Figure 5: Photoluminescence spectrum of GaN.

 PL imaging was conducted on the same part of the chip investigated using Raman, Figure 6. The entire region shown in Figure 6a visualised in brightfield through the UV objective, was investigated, and false colour imaging was performed using UV and visible bands, Figures 6b and c. The 3.41 eV NBE UV PL intensity image shows that the P-GaN region of the chip does not exhibit PL. The effect of diminishing NBE PL of GaN with increasing Mg dopant concentration (P doping) was previously reported in a study by Hess et al.7 The N-GaN region emits UV PL strongly, except for a region in the top right-hand side of the image, shown in the Raman image in Figure 4c to be experiencing compressive strain.

The chip also emitted at 2.38 eV (520 nm), which corresponds to the PL from InGaN; the layer sandwiched between P- and N-GaN that gives the LED its green colour.

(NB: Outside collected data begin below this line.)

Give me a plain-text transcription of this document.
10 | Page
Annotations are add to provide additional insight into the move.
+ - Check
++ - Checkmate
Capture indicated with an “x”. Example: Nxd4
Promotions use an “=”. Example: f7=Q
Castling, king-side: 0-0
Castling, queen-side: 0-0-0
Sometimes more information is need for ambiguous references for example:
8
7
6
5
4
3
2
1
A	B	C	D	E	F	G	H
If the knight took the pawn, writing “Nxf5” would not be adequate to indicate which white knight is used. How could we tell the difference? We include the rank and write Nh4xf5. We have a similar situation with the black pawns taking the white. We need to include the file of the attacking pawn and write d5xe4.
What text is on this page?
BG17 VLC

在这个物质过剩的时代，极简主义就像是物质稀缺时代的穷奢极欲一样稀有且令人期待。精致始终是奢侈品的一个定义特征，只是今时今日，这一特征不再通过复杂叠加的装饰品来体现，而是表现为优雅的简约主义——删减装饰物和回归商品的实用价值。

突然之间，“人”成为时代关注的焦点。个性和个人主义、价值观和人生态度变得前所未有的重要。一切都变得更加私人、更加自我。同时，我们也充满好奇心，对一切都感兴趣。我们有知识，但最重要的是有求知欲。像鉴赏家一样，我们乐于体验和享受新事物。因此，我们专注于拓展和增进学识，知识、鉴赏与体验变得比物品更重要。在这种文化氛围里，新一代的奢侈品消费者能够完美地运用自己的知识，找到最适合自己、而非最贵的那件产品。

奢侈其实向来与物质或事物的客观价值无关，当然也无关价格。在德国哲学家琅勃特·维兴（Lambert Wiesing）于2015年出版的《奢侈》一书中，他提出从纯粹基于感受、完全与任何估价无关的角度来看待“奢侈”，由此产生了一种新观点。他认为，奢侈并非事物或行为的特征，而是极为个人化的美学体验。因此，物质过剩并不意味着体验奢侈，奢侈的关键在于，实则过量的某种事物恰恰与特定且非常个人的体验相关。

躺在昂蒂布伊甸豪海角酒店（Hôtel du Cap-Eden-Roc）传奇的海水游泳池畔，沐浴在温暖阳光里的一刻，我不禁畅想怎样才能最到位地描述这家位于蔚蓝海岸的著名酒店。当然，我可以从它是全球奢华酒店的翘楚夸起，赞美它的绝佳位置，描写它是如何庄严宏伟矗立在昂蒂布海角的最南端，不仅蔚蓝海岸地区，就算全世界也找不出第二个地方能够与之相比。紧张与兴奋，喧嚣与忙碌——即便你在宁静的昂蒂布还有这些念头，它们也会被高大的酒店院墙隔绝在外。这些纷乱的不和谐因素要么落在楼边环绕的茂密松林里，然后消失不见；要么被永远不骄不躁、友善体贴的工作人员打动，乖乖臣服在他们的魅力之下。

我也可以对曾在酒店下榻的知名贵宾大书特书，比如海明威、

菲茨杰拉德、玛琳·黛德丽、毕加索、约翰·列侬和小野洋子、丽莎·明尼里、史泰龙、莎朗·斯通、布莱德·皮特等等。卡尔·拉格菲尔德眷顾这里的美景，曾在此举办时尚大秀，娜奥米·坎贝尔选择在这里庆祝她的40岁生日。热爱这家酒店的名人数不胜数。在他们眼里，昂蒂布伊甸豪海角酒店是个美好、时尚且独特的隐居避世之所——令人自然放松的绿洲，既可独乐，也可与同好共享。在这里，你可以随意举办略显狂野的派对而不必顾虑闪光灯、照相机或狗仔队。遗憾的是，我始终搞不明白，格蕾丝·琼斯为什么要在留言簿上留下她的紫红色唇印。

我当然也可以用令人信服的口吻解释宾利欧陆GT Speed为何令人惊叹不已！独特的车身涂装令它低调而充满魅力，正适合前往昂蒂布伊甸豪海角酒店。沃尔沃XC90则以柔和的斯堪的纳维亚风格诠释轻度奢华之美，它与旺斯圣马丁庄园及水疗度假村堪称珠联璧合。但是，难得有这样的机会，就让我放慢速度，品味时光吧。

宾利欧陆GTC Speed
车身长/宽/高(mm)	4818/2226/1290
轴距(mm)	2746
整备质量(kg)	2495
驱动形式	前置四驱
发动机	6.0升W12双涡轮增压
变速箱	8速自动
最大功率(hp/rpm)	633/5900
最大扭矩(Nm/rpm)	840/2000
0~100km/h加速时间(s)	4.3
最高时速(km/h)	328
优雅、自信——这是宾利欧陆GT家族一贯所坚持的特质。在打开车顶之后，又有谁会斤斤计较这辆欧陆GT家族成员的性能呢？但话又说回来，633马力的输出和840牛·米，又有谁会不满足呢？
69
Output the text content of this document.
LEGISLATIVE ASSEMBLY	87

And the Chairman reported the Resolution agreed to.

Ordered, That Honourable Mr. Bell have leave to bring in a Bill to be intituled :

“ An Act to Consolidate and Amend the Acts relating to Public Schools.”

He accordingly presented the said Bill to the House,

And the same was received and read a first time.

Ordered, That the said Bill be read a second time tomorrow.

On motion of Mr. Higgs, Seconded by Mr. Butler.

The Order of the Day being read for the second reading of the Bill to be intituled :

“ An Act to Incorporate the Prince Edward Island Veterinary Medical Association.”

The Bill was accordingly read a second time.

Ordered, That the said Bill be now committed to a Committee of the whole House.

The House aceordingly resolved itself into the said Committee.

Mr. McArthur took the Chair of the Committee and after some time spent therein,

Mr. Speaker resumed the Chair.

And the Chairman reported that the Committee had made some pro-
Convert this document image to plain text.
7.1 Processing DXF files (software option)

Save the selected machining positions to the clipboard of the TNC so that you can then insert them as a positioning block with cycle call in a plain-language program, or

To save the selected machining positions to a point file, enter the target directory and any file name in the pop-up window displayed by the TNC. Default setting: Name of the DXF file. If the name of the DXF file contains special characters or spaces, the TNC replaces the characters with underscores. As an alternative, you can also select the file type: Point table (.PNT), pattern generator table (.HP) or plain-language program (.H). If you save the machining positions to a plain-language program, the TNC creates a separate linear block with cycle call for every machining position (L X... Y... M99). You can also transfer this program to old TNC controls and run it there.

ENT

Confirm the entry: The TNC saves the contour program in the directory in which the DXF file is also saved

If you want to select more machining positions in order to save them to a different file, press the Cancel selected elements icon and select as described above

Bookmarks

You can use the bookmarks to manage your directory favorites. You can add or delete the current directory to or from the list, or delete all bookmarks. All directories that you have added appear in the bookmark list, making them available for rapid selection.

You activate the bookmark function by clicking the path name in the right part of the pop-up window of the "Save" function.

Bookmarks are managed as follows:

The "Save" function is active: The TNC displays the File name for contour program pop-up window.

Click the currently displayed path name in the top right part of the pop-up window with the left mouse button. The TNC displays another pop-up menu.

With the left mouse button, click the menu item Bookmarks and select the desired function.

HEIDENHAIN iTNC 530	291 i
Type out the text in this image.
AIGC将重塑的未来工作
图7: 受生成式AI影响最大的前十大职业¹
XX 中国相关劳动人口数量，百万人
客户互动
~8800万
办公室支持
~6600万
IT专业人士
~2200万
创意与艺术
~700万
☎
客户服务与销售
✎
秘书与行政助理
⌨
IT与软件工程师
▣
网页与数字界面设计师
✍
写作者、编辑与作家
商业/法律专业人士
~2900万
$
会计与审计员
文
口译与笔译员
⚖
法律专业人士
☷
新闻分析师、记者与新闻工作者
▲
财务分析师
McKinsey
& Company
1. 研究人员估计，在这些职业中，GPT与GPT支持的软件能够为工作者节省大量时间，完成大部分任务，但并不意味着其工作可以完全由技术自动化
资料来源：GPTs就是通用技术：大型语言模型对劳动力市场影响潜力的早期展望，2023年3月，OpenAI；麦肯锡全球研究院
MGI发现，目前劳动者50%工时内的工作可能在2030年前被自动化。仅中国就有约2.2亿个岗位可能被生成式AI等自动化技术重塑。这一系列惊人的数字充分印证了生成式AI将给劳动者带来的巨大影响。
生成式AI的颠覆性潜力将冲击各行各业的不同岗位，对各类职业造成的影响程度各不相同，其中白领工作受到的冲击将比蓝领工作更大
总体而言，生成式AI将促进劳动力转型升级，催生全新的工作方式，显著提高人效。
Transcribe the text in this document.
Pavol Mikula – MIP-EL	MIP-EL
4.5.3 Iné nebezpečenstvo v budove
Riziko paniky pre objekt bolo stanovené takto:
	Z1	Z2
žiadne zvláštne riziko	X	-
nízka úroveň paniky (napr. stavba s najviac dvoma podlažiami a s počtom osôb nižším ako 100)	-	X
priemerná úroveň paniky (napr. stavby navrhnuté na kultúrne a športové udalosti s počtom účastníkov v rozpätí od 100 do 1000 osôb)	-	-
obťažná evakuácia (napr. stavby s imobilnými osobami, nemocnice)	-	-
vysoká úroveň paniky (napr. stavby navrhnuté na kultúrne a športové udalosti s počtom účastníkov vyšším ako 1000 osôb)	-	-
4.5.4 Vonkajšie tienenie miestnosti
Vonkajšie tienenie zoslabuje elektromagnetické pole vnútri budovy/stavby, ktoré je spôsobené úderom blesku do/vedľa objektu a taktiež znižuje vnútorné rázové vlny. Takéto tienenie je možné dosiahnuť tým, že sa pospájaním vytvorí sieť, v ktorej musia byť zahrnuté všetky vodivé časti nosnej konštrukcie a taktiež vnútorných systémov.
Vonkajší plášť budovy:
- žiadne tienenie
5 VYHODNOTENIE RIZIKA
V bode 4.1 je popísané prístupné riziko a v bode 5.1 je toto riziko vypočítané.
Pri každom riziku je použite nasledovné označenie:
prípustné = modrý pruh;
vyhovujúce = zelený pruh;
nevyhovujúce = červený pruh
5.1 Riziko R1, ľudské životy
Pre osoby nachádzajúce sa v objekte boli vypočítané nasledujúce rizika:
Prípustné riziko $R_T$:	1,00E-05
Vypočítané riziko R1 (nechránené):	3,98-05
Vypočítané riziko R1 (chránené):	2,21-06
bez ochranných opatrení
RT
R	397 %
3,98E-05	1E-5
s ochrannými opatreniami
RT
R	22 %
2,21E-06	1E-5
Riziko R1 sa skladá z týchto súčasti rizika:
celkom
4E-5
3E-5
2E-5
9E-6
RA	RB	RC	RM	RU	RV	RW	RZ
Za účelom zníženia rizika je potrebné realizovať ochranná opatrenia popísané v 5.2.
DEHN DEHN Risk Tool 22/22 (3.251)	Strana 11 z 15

The emission in this region was more intense and blue-shifted from the weak visible emissions in the N-GaN layer. This emission was largely confined to the black strip at the boundary of the P and N layers. The UV and green PL spectra from points 1 and 2 on both maps are shown in Figure 6d.

PL mapping of GaN

Figure 6: PL mapping of GaN.

Conclusion

The RMS1000 Raman and PL Confocal Microscope is ideal for the analysis and characterisation of GaN-based devices. The combination of the Raman and PL techniques allowed for the visualisation of differences in the crystalline structure and chemical composition of the constituent materials across the chip. These two techniques are extremely useful for the non-destructive quality control monitoring of GaN-based devices.

 

References

  1. F. David et al., Critical evaluation of the status of the areas for future research regarding the wide band gap semiconductors diamond, gallium nitride, and silicon carbide, MSEB, 1988, 1, 77-104.
  2. N.-I. Kim et al., Piezoelectric pressure sensor based on flexible gallium nitride thin film for harsh-environment and high-temperature applications, Sensor Actuat. A-Phys., 2020, 305, 111940.
  3. Kuball, Raman spectroscopy of GaN, AlGaN and AlN for process and growth monitoring/control, Surf. Interface Anal., 2001, 31, 987-999.
  4. Cardoso et al., Exploring swift-heavy ion irradiation of InGaN/GaN multiple quantum wells for green-emitters: the use of Raman and photoluminescence to assess the irradiation effects on the optical and structural properties, J. Mater. Chem. C, 2021, 9, 8809-8818.
  5. Liu et al., Al2O3:Cr3+ microfibers by hydrothermal route: Luminescence properties, Mater. Res. Bull., 2012, 47, 2332-2335.
  6. Santana et al., Photoluminescence Study of Gallium Nitride Thin Films Obtained by Infrared Close Space Vapor Transport, Materials (Basel), 2013, 6, 1050-1060.
  7. Hess et al., Photoluminescence Studies of Mg-Doped and Si-doped Gallium Nitride Epilayers, Physica Status Solidi B, 1998, 210, 465-470.